Technology and “Efficiency” Equal Exploitation
But the phone is also, and just as essentially, a tether to the “real” workplace. Email and Slack make it so that employees are always accessible, always able to labor, even after they’ve left the physical workplace and the traditional 9-to-5 boundaries of paid labor. Attempts to discourage working “off the clock” misfire, as millennials read them not as permission to stop working, but a means to further distinguish themselves by being available anyway.
“We are encouraged to strategize and scheme to find places, times, and roles where we can be effectively put to work,” Harris, the Kids These Days author, writes. “Efficiency is our existential purpose, and we are a generation of finely honed tools, crafted from embryos to be lean, mean production machines.”
But as sociologist Arne L. Kalleberg points out, that efficiency was supposed to give us more job security, more pay, perhaps even more leisure. In short, better jobs.

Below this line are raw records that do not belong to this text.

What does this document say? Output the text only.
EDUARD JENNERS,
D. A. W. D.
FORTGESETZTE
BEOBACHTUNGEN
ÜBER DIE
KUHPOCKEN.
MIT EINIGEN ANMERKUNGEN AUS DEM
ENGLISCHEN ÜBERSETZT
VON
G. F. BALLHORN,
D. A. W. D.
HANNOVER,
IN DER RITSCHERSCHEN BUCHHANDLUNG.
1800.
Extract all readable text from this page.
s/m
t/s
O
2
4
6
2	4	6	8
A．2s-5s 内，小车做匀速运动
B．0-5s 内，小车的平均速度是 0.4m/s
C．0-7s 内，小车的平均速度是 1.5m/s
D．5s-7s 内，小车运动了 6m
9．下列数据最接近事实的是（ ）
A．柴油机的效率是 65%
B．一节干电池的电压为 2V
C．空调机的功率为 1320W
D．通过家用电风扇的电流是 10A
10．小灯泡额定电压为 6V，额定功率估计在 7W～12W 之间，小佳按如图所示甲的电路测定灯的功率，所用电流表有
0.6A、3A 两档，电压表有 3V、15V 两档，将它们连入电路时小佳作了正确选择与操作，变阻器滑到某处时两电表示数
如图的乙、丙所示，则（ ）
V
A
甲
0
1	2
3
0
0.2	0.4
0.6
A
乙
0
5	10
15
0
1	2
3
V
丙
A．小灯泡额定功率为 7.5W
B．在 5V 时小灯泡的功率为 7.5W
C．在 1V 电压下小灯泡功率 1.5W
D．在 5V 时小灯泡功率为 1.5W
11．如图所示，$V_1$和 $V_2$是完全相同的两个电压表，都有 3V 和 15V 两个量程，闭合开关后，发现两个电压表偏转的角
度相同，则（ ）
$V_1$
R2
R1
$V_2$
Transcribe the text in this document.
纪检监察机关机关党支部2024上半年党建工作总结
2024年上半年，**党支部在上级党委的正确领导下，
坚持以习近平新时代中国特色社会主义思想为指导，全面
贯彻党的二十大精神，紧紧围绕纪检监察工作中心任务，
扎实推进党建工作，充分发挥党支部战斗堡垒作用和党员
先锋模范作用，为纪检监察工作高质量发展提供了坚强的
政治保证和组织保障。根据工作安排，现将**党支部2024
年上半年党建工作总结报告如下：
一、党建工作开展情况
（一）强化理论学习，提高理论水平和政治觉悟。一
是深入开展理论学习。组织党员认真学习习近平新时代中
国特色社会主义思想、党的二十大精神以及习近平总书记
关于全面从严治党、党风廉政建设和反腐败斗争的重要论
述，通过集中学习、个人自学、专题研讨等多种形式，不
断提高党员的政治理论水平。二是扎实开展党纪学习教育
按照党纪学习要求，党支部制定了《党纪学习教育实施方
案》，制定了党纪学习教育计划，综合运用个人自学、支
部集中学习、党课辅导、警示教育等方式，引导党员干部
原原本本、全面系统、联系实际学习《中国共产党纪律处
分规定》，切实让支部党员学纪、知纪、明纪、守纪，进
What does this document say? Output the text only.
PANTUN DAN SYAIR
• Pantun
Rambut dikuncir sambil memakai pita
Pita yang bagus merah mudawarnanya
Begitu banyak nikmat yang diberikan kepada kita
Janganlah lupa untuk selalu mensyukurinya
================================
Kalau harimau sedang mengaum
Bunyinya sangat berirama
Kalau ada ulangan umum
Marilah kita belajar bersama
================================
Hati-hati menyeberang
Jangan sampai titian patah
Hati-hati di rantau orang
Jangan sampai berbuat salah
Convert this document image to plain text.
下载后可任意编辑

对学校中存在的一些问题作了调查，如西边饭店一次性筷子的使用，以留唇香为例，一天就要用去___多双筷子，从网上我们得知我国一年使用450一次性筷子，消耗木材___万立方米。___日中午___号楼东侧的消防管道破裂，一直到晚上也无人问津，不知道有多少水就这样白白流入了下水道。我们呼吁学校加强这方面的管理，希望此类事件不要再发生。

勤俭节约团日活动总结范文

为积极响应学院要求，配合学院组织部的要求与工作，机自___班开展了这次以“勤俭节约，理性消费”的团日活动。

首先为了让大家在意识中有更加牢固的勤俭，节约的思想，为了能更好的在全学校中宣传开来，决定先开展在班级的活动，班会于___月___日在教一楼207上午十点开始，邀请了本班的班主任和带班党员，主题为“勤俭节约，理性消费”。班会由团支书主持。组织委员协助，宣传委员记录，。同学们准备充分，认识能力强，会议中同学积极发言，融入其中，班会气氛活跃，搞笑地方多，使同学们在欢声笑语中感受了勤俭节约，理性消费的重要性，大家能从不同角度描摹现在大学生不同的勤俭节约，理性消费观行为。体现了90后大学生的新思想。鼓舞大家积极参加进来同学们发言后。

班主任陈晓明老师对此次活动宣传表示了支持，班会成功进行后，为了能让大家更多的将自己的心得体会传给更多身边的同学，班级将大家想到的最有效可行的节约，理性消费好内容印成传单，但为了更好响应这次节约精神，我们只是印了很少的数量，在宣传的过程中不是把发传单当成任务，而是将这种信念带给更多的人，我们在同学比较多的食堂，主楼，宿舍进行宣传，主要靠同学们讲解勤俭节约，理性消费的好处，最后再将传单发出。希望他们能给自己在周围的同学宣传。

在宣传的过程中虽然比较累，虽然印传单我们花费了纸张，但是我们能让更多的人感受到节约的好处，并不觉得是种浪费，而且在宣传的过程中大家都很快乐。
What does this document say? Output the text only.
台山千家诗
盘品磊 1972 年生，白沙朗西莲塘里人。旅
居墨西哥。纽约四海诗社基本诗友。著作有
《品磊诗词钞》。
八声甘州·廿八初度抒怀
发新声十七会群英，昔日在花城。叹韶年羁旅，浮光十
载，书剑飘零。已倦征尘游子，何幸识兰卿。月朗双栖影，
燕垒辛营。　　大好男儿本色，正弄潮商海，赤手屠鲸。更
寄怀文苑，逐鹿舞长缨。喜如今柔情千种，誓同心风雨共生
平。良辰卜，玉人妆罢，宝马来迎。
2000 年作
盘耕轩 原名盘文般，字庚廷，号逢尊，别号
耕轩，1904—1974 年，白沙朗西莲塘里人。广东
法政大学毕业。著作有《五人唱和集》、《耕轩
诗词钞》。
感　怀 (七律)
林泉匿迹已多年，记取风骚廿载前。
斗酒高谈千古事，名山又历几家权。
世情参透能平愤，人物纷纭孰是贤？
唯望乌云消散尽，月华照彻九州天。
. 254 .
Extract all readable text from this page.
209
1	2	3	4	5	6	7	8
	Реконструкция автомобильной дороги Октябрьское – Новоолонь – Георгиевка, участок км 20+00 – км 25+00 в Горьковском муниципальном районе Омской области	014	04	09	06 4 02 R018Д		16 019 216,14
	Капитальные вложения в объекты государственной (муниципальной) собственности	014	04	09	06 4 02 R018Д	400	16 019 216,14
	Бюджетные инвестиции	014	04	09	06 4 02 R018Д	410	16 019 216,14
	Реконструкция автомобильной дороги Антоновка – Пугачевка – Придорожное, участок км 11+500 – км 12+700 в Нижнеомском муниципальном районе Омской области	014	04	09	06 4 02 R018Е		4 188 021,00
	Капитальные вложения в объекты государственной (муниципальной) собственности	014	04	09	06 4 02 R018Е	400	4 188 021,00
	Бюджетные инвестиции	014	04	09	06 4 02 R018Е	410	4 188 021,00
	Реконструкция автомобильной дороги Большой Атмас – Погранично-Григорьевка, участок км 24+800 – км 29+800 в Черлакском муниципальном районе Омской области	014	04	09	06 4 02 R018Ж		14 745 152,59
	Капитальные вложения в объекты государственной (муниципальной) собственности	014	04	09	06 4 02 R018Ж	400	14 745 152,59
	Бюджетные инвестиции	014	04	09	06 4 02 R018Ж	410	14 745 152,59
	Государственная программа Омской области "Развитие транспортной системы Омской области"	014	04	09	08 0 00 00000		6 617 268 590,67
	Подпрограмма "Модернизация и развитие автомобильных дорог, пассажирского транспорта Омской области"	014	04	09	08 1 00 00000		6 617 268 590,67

Yet the more work we do, the more efficient we’ve proven ourselves to be, the worse our jobs become: lower pay, worse benefits, less job security. Our efficiency hasn’t bucked wage stagnation; our steadfastness hasn’t made us more valuable. If anything, our commitment to work, no matter how exploitative, has simply encouraged and facilitated our exploitation. We put up with companies treating us poorly because we don’t see another option. We don’t quit. We internalize that we’re not striving hard enough. And we get a second gig.